A fronte di questa situazione l’Associazione Genitori Tarantini ETS, ha presentato alla Procura di Roma un esposto-denuncia per capire se le affermazioni rivelatesi false da parte di ministri e politici possono costituire reato e se, dietro a quelle che considerano “dichiarazioni mendace”, si nascondano ben più gravi reati. La denuncia dell’associazione riguarda alcuni punti strategici della vicenda Ilva susseguitesi negli ultimi mesi: i ritardi sul mancato adempimento del piano ambientale da parte di ArcelorMittal con uno scambio di colpe tra il Governo e la multinazionale, la concessione agli affittuari dello stabilimento di recedere dal contratto di affitto a titolo gratuito quindi senza alcuna penale, oppure che, l’aumento previsto con l’ingresso di Invitalia della produzione a 8 tonnellate, sarà ripartita in 6 tonnellate con l’attuale ciclo integrato continuo, quindi, con il mantenimento in funzione delle cokerie e le altre 2 tonnellate rimanenti prodotte con la costruzione di forni elettrici.
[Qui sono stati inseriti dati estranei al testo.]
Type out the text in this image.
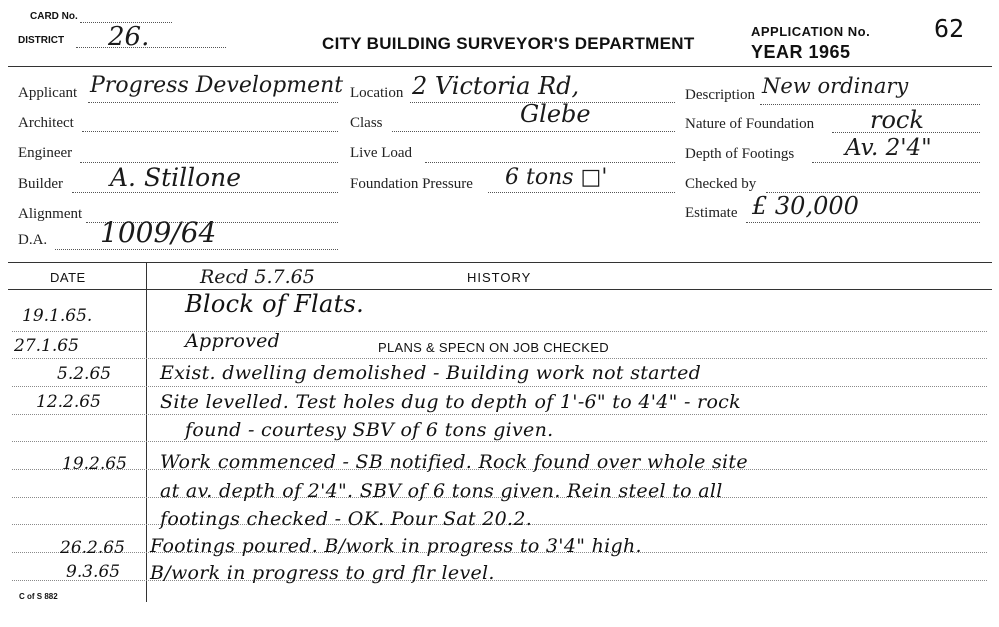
CARD No.
DISTRICT 26.	CITY BUILDING SURVEYOR'S DEPARTMENT
APPLICATION No.	62
YEAR 1965
Applicant Progress Development Location 2 Victoria Rd,	Description New ordinary
Architect	Class	Glebe	Nature of Foundation rock
Engineer	Live Load	Depth of Footings Av. 2'4"
Builder A. Stillone	Foundation Pressure 6 tons □'	Checked by
Alignment	Estimate £ 30,000
D.A. 1009/64
DATE	HISTORY
Recd 5.7.65
PLANS & SPECN ON JOB CHECKED
19.1.65.	Block of Flats.
27.1.65	Approved
5.2.65	Exist. dwelling demolished - Building work not started
12.2.65	Site levelled. Test holes dug to depth of 1'-6" to 4'4" - rock
found - courtesy SBV of 6 tons given.
19.2.65 Work commenced - SB notified. Rock found over whole site
at av. depth of 2'4". SBV of 6 tons given. Rein steel to all
footings checked - OK. Pour Sat 20.2.
26.2.65 Footings poured. B/work in progress to 3'4" high.
9.3.65 B/work in progress to grd flr level.
C of S 882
Denunciano ancora che “il nuovo accordo prevede la continuazione della produzione con impianti ancora sotto sequestro, illegali in quanto non sono state realizzate le prescrizioni AIA nei tempi prestabiliti.”
Anche i ragazzi di Fridays For Future Taranto prendono posizione sull’accordo tra Governo e ArcelorMittal, con questo video sui social. Anche loro, come molti giovani tarantini, chiedono la chiusura dello stabilimento.